Prosigue rauda por sus fueros la naturaleza con luna nueva. Un año más, con brotes de ilusión, vive Pozoblanco La Traída de la Virgen. Una vez más sentencia el imaginario colectivo de un rito profundo, casi ancestral, revestido de formas multicolores. No se esconde sin embargo el profundo hilo de la Historia, tantas veces recordado. Bastaría mencionar de corrido el sinfín de elementos esenciales para sentir el vértigo de la verdad: porque es la tierra lo que se celebra (el encinar y la bellota, las yerbas…), y se celebra la pertenencia del territorio; y se revive la tradición sembrada de interés (sociales, económicos, ideológicos…). En lo más hondo de fuste cultural universal se rubrica, también, la cosmovisión medieval, en la que la Luna es fuente de misterio, de fertilidad y de tiempo cíclico. Cuanta profundidad guarda una imagen, una tradición y una fiesta. Todo ello revestido de rituales ampliamente elaborados, de copiosos símbolos enhebrados en la costumbre, la reiteración y las imprescindibles alegrías (multicolor; con el son del tambor de fondo). Sin que falte la confrontación vecinal con los de enfrente (Vva. De Córdoba), porque es parte de la Historia y el necesario caldo de cultivo subsiguiente de hermandad y confraternización. La Virgen de Luna es, a fin de cuentas, un pacto de sangre con la Historia, con el pasado y nuestros progenitores.

Una compleja trenza de contenidos (motivaciones originales) y formas que precisan afianzamiento social continuo y permanente. Revivirlo anualmente representa ante todo una reafirmación de un Pueblo con revestimiento de Religión y liturgia (aún en la complejidad social de creencias dispares), con fuerte aglutinante de culto y devoción. Cargado siempre de símbolos civiles y religiosos (llaves del Sagrario, bastón de alcaldía…). Con imponente pugilato de contrastes entre lo testimonial de siempre, que se mantiene (cofradía y hermandad; sentido paramilitar, rituales de tiempo y espacio…), y las novedades formales y orgánicas que se imponen necesariamente con avances (ingreso formal de la mujer en la hermandad, cargos…; arropamiento festero diverso). La prevalencia de la fiesta sentencia siempre, claro está, mimbres fuertes de raigambre, añadiendo sin embargo ingredientes de revitalización. Este año se timbra la Virgen con corona de reina, con marchamo de oficialidad suprema (licencia pontificia), añadiendo un ingrediente religioso más al pacto social de la fiesta. El evento engrandece el legado con el concierto de todos los implicados, con oropeles de viejo y nuevo cuño.

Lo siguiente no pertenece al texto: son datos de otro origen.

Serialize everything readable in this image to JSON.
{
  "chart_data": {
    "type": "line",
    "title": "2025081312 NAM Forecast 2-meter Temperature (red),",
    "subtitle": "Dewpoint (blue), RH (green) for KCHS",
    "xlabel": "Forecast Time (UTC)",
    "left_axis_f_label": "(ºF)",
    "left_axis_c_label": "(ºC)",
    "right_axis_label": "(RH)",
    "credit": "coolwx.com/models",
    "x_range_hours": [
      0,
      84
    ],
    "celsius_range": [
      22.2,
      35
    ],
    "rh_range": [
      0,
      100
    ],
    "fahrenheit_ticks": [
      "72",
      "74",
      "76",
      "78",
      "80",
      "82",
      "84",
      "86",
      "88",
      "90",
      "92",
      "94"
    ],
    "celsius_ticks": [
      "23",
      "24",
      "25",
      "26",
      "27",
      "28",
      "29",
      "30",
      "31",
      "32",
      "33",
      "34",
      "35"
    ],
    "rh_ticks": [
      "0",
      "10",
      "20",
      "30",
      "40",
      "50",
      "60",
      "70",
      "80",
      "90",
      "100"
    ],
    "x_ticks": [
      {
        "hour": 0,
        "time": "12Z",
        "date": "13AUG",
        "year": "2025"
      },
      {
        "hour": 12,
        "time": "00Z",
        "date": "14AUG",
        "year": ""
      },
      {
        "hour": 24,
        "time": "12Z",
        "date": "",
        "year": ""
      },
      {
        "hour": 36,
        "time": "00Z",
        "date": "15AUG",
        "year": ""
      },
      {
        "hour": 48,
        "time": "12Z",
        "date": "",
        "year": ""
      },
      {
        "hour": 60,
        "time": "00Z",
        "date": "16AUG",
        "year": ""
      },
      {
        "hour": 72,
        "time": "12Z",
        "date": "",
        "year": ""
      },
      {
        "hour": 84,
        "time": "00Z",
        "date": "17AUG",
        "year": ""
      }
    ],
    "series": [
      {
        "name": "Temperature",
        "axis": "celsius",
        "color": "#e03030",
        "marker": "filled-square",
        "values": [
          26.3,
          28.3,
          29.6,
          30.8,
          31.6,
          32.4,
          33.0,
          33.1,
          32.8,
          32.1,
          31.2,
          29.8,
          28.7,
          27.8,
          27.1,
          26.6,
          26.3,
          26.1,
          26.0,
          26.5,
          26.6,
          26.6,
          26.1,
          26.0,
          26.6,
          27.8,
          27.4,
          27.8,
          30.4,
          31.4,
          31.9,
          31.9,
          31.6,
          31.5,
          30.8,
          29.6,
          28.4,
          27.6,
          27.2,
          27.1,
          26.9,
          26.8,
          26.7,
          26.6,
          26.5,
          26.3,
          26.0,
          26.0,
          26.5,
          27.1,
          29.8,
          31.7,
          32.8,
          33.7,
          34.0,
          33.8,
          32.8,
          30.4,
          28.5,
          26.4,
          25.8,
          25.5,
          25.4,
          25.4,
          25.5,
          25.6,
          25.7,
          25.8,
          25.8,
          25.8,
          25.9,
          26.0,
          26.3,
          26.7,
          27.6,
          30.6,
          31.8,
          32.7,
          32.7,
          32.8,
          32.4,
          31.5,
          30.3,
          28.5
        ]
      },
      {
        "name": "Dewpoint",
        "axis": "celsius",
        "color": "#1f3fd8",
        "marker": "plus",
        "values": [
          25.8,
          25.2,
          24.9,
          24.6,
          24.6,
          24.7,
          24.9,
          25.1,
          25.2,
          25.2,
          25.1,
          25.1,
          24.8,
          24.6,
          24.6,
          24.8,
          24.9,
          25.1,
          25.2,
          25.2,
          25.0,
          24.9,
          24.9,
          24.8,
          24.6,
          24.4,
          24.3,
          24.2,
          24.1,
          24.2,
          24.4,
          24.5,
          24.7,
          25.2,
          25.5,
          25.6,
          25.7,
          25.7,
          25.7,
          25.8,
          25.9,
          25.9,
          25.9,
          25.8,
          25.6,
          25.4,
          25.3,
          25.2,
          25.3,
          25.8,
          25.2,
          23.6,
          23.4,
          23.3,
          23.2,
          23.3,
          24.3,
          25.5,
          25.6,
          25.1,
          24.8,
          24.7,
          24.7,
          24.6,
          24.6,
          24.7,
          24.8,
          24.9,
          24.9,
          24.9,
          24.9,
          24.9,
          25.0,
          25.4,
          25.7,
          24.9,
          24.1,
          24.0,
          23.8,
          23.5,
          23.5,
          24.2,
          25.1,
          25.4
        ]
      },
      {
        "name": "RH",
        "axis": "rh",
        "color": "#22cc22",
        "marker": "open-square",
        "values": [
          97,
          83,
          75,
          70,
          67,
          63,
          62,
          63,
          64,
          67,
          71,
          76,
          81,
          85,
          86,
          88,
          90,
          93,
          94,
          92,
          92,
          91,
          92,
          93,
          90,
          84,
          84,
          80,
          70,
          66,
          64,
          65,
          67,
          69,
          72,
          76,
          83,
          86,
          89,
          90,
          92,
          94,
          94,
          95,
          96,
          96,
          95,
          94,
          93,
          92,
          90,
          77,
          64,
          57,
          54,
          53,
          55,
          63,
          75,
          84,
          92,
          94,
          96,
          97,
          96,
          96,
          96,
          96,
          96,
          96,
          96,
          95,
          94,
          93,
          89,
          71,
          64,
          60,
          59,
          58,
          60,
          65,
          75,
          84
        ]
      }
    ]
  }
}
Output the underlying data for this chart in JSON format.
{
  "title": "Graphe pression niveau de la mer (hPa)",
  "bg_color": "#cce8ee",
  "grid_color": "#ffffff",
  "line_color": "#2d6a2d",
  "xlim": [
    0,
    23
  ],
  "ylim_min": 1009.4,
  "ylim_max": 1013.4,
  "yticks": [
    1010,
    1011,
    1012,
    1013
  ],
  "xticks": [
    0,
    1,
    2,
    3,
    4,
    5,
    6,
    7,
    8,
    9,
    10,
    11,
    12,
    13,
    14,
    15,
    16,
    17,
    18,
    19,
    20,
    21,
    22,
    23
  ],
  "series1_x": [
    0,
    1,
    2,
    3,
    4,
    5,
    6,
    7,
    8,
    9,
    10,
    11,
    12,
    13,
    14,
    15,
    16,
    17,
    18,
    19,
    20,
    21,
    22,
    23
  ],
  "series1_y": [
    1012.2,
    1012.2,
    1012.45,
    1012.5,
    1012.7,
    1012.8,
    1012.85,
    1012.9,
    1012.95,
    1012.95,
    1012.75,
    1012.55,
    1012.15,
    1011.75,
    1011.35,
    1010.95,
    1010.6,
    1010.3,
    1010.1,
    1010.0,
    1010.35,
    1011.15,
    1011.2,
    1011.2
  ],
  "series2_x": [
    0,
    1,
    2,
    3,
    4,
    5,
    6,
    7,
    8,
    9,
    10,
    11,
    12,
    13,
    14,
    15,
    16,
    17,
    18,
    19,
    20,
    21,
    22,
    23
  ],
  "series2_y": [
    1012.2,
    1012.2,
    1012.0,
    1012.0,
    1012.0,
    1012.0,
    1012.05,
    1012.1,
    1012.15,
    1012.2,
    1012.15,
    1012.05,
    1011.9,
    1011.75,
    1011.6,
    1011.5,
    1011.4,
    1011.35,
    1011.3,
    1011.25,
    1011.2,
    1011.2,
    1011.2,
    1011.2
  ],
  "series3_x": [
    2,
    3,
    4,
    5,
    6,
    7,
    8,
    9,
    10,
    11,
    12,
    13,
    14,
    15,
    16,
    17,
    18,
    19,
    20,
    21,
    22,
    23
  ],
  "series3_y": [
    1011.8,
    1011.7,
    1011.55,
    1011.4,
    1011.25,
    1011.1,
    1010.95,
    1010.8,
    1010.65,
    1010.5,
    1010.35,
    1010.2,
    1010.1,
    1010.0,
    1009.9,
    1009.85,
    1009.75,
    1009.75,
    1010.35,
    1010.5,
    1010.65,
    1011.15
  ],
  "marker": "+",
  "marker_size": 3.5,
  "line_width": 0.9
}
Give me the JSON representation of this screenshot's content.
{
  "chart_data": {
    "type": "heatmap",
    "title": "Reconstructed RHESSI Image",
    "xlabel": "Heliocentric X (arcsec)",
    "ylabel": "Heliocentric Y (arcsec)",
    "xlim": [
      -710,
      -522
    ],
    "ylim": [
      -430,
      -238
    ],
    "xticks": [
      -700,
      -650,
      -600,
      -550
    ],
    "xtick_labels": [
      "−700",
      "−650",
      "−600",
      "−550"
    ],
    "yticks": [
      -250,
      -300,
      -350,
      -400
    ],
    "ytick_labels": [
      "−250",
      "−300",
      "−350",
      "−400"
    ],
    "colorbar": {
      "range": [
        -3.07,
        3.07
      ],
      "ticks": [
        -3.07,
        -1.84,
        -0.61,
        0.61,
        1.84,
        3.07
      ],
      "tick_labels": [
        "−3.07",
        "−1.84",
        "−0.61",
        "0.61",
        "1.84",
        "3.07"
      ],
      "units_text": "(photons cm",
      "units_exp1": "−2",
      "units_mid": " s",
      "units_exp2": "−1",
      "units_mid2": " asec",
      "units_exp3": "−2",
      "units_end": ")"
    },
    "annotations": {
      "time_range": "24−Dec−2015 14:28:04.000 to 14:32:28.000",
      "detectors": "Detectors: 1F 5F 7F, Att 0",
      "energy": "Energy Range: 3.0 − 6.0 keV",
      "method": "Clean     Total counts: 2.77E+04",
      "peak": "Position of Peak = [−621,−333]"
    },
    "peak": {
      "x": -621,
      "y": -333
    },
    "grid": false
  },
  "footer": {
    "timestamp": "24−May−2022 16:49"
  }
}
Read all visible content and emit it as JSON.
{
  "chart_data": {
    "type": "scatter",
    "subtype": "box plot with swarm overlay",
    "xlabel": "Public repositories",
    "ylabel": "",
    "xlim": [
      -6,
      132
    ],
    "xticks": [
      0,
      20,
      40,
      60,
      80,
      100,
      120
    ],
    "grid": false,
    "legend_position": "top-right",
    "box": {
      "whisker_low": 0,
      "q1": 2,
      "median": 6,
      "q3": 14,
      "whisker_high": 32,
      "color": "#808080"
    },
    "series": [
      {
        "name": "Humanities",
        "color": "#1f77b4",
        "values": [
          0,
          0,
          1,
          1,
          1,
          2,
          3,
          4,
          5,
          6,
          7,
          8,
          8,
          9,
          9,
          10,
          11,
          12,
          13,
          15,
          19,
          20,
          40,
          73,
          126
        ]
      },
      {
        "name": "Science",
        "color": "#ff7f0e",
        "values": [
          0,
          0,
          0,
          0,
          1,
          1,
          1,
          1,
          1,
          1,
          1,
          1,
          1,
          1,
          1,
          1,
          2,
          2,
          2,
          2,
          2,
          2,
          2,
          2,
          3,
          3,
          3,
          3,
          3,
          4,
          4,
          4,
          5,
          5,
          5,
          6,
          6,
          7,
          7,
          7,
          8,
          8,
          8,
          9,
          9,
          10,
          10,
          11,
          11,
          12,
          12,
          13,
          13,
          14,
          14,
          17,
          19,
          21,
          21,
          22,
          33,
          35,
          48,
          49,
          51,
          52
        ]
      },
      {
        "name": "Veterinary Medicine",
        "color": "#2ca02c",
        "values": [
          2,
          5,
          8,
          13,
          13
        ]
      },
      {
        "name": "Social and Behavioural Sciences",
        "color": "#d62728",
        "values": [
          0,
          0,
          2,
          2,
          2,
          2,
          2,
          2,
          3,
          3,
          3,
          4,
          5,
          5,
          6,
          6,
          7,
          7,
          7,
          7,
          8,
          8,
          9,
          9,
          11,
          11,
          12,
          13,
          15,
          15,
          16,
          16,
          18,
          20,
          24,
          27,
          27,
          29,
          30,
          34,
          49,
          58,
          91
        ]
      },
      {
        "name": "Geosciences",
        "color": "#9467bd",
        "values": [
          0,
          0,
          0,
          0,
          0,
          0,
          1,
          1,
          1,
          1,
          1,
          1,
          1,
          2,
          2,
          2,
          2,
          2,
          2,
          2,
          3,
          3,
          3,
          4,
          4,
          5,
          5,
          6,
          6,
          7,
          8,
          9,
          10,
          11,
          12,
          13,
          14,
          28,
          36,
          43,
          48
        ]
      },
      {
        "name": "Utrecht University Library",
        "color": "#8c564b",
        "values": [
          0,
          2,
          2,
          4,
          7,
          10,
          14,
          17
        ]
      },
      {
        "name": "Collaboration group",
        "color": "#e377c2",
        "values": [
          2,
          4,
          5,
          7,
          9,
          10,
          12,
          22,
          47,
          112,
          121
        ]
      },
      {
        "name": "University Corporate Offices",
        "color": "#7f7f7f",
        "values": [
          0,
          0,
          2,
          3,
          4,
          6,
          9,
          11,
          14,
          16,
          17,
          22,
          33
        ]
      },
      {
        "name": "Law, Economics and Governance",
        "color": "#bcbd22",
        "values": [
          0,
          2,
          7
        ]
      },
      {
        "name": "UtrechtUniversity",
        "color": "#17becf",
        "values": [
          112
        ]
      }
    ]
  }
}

Todo ello con incandescente aparato de afirmación de cultos, pregones y encendidos discursos, hermanamientos de cofradías y exposiciones de carteles; y un tiempo de espera nada fortuito que aviva la llama de un gran acontecimiento religioso. De momento manda la cotidianidad del día grande de La Traía. Es el momento del disfrute anchuroso de la naturaleza en cielo y tierra, y la rememoración del camino, que es santo y seña de tradición. En el día grande se viven confraternidades de los de dentro y los de fuera, y los emigrantes que regresan a rememorar la niñez. Se come y baila con fruición (el hornazo; las jotas; las canciones de la Virgen…), y se disfruta del solaz de los terrazgos que sientan cátedra en la conformación histórica del rito mariano medieval. Entre los símbolos más acendrados cumplirá como siempre la cuerda de la campana y entrada a la ermita; y la ratificación honoraria de los hermanos; y revoloteará la bandera el abanderado simbólico, en son de gratitud, del que ha sido pregonero de postín Manuel Marín. En Pozoblanco seguirá el rito secular por sus cauces y rigores de costumbre, con la Virgen en volandas desde el horizonte elevado del Arroyo Hondo (que no es casualidad, claro) a la casa de los pozoalbenses, que vivimos con la mayor emoción uno de los días grandes del año. Un evento que cala en lo más hondo del alma; una vivencia que rubrica en el imaginario colectivo la cohesión social. Una fiesta que define como nadie, en el mayor espectro de creencias diversas, la identidad de un Pueblo.